Pallone Opposes DOD Exemptions of Environmental Laws
"Thank you Mr. Chairman. I appreciate the opportunity this morning to examine the Department of Defense's proposed exemptions from long standing environmental laws in the name of military readiness. I am greatly concerned that while the proposed exemptions are presented as being narrow in scope, the actual implications to public health and environmental health would be sweeping.
"I am particularly concerned that much of the exemption language lacks clarity, and I have found little documentation that substantiates the military's need to make such gross changes to our nation's environmental statutes. In fact I know that both Governor Christie Todd Whitman, in her role as EPA Administrator and Deputy Secretary of Defense Paul Wolfowitz last May, noted that there was little to no difficulty in maintaining military readiness while complying with existing environmental laws and the current exemptions afforded the DOD.
"In reviewing the exemptions proposed for the Resource Conservation and Recovery Act (RCRA) and the Comprehensive Environmental Response, Compensation and Liability Act (CERCLA) I am particularly troubled by terminology and definitions that I find ambiguous.
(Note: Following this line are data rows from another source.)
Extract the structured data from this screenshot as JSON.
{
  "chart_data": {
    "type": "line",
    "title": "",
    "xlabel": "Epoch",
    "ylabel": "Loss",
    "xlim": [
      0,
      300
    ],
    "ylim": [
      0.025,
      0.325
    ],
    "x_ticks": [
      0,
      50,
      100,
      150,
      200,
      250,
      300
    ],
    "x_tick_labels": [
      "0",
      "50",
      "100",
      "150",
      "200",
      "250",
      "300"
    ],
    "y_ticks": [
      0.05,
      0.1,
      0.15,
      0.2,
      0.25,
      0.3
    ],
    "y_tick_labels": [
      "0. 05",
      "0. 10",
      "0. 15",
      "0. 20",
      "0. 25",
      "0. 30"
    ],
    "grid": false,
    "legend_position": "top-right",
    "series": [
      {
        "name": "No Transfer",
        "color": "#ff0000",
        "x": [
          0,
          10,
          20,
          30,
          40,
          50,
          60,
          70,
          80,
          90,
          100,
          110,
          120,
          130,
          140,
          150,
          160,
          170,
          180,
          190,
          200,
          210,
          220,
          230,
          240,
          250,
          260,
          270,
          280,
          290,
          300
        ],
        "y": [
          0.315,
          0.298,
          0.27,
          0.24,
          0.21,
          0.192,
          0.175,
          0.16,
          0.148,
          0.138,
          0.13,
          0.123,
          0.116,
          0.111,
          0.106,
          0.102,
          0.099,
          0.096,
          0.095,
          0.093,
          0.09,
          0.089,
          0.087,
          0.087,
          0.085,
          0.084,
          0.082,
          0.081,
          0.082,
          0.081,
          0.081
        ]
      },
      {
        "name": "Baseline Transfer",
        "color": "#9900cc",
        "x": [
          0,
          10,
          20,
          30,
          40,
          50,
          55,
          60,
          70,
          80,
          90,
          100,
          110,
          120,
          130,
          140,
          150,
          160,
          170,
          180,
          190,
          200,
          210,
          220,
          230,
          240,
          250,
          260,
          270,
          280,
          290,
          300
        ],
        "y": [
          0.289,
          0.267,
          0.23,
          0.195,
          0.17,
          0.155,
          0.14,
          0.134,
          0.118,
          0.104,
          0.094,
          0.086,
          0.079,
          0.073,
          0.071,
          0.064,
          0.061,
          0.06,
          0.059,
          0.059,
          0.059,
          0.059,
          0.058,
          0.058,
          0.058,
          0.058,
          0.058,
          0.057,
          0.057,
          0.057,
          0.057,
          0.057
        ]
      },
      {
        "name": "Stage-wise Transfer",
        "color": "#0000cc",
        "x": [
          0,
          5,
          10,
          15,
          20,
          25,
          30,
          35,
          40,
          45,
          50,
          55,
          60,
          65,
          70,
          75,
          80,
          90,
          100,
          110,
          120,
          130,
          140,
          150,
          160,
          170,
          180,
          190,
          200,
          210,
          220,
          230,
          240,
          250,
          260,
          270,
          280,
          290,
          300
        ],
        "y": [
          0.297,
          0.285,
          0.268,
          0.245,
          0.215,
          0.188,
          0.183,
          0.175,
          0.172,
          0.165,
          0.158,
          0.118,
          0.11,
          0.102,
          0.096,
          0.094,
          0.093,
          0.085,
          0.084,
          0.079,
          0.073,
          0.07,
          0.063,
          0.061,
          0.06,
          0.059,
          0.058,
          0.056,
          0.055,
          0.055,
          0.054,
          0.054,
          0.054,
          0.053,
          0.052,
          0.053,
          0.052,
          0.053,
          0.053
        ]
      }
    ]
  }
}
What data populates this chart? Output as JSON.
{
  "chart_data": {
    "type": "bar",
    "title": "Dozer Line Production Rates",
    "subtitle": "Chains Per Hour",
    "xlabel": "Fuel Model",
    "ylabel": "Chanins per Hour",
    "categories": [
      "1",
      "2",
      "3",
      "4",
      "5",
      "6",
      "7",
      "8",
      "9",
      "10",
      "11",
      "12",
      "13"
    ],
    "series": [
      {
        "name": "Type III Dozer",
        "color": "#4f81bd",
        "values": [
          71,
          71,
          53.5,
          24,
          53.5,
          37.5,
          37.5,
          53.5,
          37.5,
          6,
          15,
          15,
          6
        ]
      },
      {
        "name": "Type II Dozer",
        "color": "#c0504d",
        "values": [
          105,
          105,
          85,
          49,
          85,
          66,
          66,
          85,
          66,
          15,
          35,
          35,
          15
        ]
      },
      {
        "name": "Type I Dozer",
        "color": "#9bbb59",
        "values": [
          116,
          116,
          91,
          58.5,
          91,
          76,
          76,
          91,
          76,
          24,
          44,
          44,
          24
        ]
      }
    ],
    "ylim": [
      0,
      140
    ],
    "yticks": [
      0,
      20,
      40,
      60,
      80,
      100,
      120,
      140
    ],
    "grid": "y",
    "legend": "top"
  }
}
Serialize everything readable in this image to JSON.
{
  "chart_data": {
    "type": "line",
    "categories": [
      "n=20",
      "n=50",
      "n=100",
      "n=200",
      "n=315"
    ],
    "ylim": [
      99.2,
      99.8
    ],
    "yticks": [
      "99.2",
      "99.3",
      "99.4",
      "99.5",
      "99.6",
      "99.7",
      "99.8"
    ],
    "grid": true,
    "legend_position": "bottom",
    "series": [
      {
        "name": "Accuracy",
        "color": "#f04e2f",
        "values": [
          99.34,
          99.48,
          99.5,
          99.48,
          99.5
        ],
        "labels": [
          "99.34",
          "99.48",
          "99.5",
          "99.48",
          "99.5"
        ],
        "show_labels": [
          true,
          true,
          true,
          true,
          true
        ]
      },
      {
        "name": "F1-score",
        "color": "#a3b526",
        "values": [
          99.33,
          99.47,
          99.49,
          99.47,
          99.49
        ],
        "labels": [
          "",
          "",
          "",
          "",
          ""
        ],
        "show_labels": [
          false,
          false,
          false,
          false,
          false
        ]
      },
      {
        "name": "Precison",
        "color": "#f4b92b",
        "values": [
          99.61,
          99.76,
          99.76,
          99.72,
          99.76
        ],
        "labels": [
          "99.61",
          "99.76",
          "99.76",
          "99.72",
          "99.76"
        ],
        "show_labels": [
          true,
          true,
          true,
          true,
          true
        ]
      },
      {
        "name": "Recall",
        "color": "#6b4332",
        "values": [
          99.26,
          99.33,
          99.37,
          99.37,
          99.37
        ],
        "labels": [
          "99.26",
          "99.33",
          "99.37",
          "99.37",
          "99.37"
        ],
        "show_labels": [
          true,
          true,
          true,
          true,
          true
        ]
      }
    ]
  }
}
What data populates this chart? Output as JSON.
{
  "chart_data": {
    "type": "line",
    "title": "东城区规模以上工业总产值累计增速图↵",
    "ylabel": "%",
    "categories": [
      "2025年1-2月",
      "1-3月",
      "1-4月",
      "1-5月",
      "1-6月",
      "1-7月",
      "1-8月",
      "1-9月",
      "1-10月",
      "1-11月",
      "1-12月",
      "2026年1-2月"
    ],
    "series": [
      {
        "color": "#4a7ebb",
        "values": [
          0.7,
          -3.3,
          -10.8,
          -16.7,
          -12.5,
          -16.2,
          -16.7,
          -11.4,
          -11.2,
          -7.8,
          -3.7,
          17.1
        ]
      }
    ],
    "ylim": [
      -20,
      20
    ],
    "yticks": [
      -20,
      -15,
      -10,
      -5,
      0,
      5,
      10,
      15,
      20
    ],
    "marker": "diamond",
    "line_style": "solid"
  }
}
I am particularly concerned about the implication that such lack of clarity could have in my state of New Jersey that has some terribly contaminated active, inactive, and formerly used military sites.
"For instance, how would the proposed exemptions from CERCLA or RCRA impact the former Raritan Arsenal where both soil and water contamination threaten people who currently work on the site and residents nearby? Migration of on-site contaminated water is now reaching the Raritan River that could pose a threat to both people and the environment.
"I have grave concerns that the exemptions proposed under RCRA would allow the toxic materials at many sites across the country to remain exposed and allowing further contamination of groundwater. Additionally, I am concerned that the exemptions from CERCLA that DOD is proposing would delay cleanup of sites such as Raritan until the contamination migrated well beyond the base boundaries, at which time the problems could be ten times as dangerous and exorbitantly expensive.
"The lack of clarity with regard to these exemptions and their implications are problematic. I have found that DOD does not provide a clear definition of operation or non-operational facilities and I am concerned that this ambiguity will allow the DOD to arbitrarily decide what constitutes an operational verses non-operation verses inactive military site at its will depending on the level of exemption is seeks from environmental compliance.
"I would also like to note that I find the DOD request to be exempt for Clean Air Act provisions ironic given EPA's report last week that 474 cities in this country are out of compliance with ozone standards. While millions of Americans are exposed to unhealthy air and elevated ozone levels, the Administration seeks not only to roll back mercury emission standards, but proposes to exempt a significant contributor to air quality nationwide. While the Administration places more burdens on the States to comply with Clean Air Act provisions and ozone standards, it is doing little, and in fact undermining the States ability to improve its air quality.
"The Bush Administration's attempt to undermine current environmental law under the guise of military readiness not only damages the environment that this body has worked so hard to protect, but it also puts Americans, military families, military personnel and civilians at risk of adverse health impacts from the known or suspected contamination at over 15 million acres of operational, closed or formerly used military installations. The federal government has a responsibility to abide by the very laws it creates, if not, how can we expect others to abide by them."